/kafka-cffi

Primary LanguagePythonMIT LicenseMIT

CFFI based Python client for Apache Kafka

kafka-cffi is a CFFI wrapper around librdkafka

Features:

  • API compatiblity with confluent-kafka allows it to be used as a drop in replacement
  • Significantly better performance when used in PyPy (benchmarks below)
  • Tested against confluent-kafka's test suite

Progress:

  • Producer
  • Consumer
  • AvroProducer
  • AvroConsumer

Usage

Usage examples wholesale copied from confluent-kafka

Producer:

from kafka_cffi import Producer


p = Producer({'bootstrap.servers': 'mybroker1,mybroker2'})

def delivery_report(err, msg):
    """ Called once for each message produced to indicate delivery result.
        Triggered by poll() or flush(). """
    if err is not None:
        print('Message delivery failed: {}'.format(err))
    else:
        print('Message delivered to {} [{}]'.format(msg.topic(), msg.partition()))

for data in some_data_source:
    # Trigger any available delivery report callbacks from previous produce() calls
    p.poll(0)

    # Asynchronously produce a message, the delivery report callback
    # will be triggered from poll() above, or flush() below, when the message has
    # been successfully delivered or failed permanently.
    p.produce('mytopic', data.encode('utf-8'), callback=delivery_report)

# Wait for any outstanding messages to be delivered and delivery report
# callbacks to be triggered.
p.flush()

Install

Prerequisites:

  • CPython / PyPy 2.7x & 3.x
  • librdkafka >= v0.11.4

Tests

For now only we are only passing Producer and integration_test.py --producer tests.

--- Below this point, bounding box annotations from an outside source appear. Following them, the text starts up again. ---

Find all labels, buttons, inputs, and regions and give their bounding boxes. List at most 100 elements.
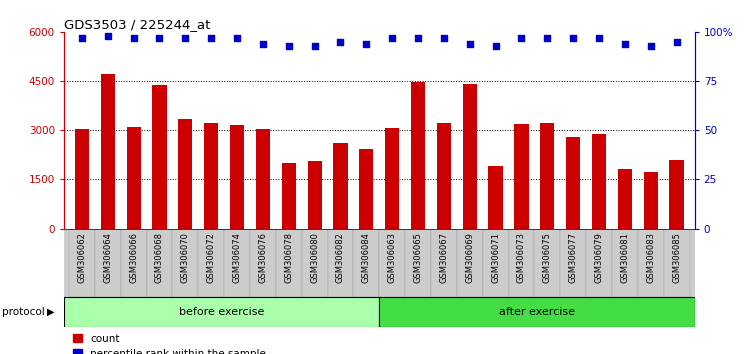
Text: GSM306076: GSM306076	[258, 232, 267, 283]
Bar	[457, 229, 483, 297]
Text: GSM306077: GSM306077	[569, 232, 578, 283]
Bar	[198, 229, 224, 297]
Bar	[437, 123, 451, 229]
Point	[490, 43, 502, 48]
Bar	[173, 229, 198, 297]
Text: GSM306065: GSM306065	[414, 232, 423, 283]
Point	[257, 41, 269, 46]
Text: GSM306085: GSM306085	[672, 232, 681, 283]
Text: GSM306080: GSM306080	[310, 232, 319, 283]
Point	[515, 35, 527, 41]
Point	[205, 35, 217, 41]
Text: GSM306062: GSM306062	[77, 232, 86, 283]
Bar	[566, 137, 581, 229]
Text: GSM306079: GSM306079	[595, 232, 604, 283]
Bar	[333, 143, 348, 229]
Point	[102, 33, 114, 39]
Text: GSM306078: GSM306078	[285, 232, 294, 283]
Text: GSM306069: GSM306069	[465, 232, 474, 283]
Point	[334, 39, 346, 45]
Text: GDS3503 / 225244_at: GDS3503 / 225244_at	[64, 18, 210, 31]
Point	[76, 35, 88, 41]
Text: protocol: protocol	[2, 307, 45, 317]
Bar	[256, 129, 270, 229]
Bar	[431, 229, 457, 297]
Text: GSM306074: GSM306074	[233, 232, 242, 283]
Point	[463, 41, 475, 46]
Bar	[379, 229, 405, 297]
Bar	[592, 135, 606, 229]
Bar	[638, 229, 664, 297]
Bar	[307, 161, 321, 229]
Bar	[359, 149, 373, 229]
Bar	[586, 229, 612, 297]
Bar	[75, 129, 89, 229]
Bar	[282, 163, 296, 229]
Bar	[618, 169, 632, 229]
Text: GSM306064: GSM306064	[104, 232, 113, 283]
Text: GSM306073: GSM306073	[517, 232, 526, 283]
Bar	[385, 128, 400, 229]
Legend: count, percentile rank within the sample: count, percentile rank within the sample	[69, 330, 270, 354]
Text: GSM306084: GSM306084	[362, 232, 371, 283]
Point	[309, 43, 321, 48]
Point	[671, 39, 683, 45]
Bar	[508, 229, 535, 297]
Bar	[669, 160, 683, 229]
Bar	[644, 172, 658, 229]
Text: GSM306068: GSM306068	[155, 232, 164, 283]
Text: GSM306081: GSM306081	[620, 232, 629, 283]
Bar	[483, 229, 508, 297]
Bar	[95, 229, 121, 297]
Point	[567, 35, 579, 41]
Bar	[64, 297, 379, 327]
Bar	[126, 127, 140, 229]
Bar	[101, 74, 115, 229]
Text: GSM306066: GSM306066	[129, 232, 138, 283]
Bar	[224, 229, 250, 297]
Bar	[204, 122, 219, 229]
Point	[644, 43, 656, 48]
Bar	[121, 229, 146, 297]
Text: GSM306083: GSM306083	[646, 232, 655, 283]
Text: GSM306067: GSM306067	[439, 232, 448, 283]
Bar	[405, 229, 431, 297]
Bar	[463, 84, 477, 229]
Bar	[540, 123, 554, 229]
Point	[179, 35, 192, 41]
Point	[593, 35, 605, 41]
Point	[153, 35, 165, 41]
Bar	[230, 125, 244, 229]
Point	[619, 41, 631, 46]
Text: after exercise: after exercise	[499, 307, 575, 317]
Bar	[488, 166, 502, 229]
Bar	[69, 229, 95, 297]
Bar	[514, 124, 529, 229]
Bar	[178, 119, 192, 229]
Text: GSM306070: GSM306070	[181, 232, 190, 283]
Text: GSM306063: GSM306063	[388, 232, 397, 283]
Bar	[146, 229, 173, 297]
Text: before exercise: before exercise	[179, 307, 264, 317]
Bar	[302, 229, 327, 297]
Point	[231, 35, 243, 41]
Bar	[276, 229, 302, 297]
Point	[412, 35, 424, 41]
Text: GSM306075: GSM306075	[543, 232, 552, 283]
Bar	[379, 297, 695, 327]
Bar	[612, 229, 638, 297]
Bar	[152, 85, 167, 229]
Bar	[327, 229, 354, 297]
Text: GSM306082: GSM306082	[336, 232, 345, 283]
Point	[386, 35, 398, 41]
Bar	[250, 229, 276, 297]
Bar	[560, 229, 586, 297]
Point	[541, 35, 553, 41]
Text: ▶: ▶	[47, 307, 55, 317]
Bar	[354, 229, 379, 297]
Bar	[664, 229, 689, 297]
Bar	[411, 82, 425, 229]
Bar	[535, 229, 560, 297]
Point	[283, 43, 295, 48]
Text: GSM306071: GSM306071	[491, 232, 500, 283]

The goal is to pass all of confluent-kafka's tests.

Performance

The benchmarks directory contains the jupyter notebooks used for benchmarks. Here are the results we have gathered so far on a core i7 2.6GHz Macbook Pro 13. On PyPy, kafka-cffi Producers are 4-5x faster than confluent-kafka.

Producer

Client Platform Message Size DR Callbacks msgs / s
confluent-kafka CPython 2.7 100 n 415,044
confluent-kafka CPython 2.7 450 n 205,385
confluent-kafka CPython 2.7 450 y 230,279
kafka-cffi CPython 2.7 100 n 297,487
kafka-cffi CPython 2.7 450 n 153,077
kafka-cffi CPython 2.7 450 y 110,479
confluent-kafka PyPy 2.7 100 n 198,912
confluent-kafka PyPy 2.7 450 n 85,064
confluent-kafka PyPy 2.7 450 y 62,478
kafka-cffi PyPy 2.7 100 n 852,946
kafka-cffi PyPy 2.7 450 n 435,655
kafka-cffi PyPy 2.7 450 y 263,587